Strona:O krasnoludkach i żelaznych górach (1939).djvu/10

Z Wikiźródeł, wolnej biblioteki
Ta strona została uwierzytelniona.

— Do samego króla idę, poskarżyć się na los swój ciężki — jęknęła czarownica.
— Król teraz śpi. Zresztą czyż nie wiecie, że gdy się idzie do króla, trzeba się choć umyć porządnie — powiedział groźnie marszałek dworu. — Przed bramą pałacu jest nawet bezpłatna łaźnia, gdzie każdy podróżny może się obmyć z kurzu.
Mrucząc coś pod nosem wyszła starucha z zamku, wlokąc za sobą Jaśka.
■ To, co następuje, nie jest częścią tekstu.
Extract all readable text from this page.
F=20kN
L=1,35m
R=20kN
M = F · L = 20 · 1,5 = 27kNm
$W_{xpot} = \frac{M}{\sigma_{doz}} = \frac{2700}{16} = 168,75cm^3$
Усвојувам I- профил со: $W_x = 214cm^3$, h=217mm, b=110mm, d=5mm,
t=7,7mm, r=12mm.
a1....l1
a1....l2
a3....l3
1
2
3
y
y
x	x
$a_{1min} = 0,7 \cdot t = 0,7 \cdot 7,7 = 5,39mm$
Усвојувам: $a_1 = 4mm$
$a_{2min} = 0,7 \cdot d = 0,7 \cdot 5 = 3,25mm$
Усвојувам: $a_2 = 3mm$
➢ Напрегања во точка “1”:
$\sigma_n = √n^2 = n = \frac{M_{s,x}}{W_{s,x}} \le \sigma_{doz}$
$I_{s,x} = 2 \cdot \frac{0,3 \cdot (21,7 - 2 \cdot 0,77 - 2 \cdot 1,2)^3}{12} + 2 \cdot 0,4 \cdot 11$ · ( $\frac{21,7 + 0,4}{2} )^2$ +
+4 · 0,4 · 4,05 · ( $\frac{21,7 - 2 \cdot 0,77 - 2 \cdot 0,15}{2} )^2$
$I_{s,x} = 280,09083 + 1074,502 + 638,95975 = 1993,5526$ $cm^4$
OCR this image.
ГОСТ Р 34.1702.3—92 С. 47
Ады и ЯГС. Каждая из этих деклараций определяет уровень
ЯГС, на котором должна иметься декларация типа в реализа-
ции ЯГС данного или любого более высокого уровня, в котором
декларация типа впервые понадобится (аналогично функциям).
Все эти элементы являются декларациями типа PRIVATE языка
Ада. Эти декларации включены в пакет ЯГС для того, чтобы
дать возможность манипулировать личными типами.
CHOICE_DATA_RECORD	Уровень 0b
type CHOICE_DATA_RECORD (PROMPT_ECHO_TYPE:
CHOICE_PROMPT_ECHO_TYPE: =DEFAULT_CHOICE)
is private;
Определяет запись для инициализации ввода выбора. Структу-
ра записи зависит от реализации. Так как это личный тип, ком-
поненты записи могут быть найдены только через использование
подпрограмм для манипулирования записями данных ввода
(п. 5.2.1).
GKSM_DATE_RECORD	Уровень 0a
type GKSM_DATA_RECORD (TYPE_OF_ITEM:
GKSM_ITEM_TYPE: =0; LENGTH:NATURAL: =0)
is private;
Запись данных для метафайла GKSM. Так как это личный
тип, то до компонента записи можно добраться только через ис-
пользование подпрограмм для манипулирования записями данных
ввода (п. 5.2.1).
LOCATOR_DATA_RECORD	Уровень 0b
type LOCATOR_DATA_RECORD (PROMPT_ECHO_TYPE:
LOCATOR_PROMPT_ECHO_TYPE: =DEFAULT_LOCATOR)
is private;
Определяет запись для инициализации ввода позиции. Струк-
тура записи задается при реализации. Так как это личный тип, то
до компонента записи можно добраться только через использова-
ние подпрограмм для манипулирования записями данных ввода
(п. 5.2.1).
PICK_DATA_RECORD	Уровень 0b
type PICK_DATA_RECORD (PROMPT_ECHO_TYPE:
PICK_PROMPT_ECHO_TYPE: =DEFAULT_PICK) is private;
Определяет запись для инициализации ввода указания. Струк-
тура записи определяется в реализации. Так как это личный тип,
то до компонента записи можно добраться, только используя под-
Nie lubiła wody, więc ani jej się śniło wykąpać.
— Ty pójdziesz do króla i powiesz mu, że źli krewni nas wygnali na nędzę i poniewierkę. Właź teraz do kąpieli — rozkazała Jaśkowi.
Chłopiec z prawdziwą rozkoszą zanurzył się w ciepłej wodzie. Dozorca łaźni dał mu kawałek pachnącego mydła i gruby ręcznik. Czysty i orzeźwiony stanął chłopiec przed swą dręczycielką.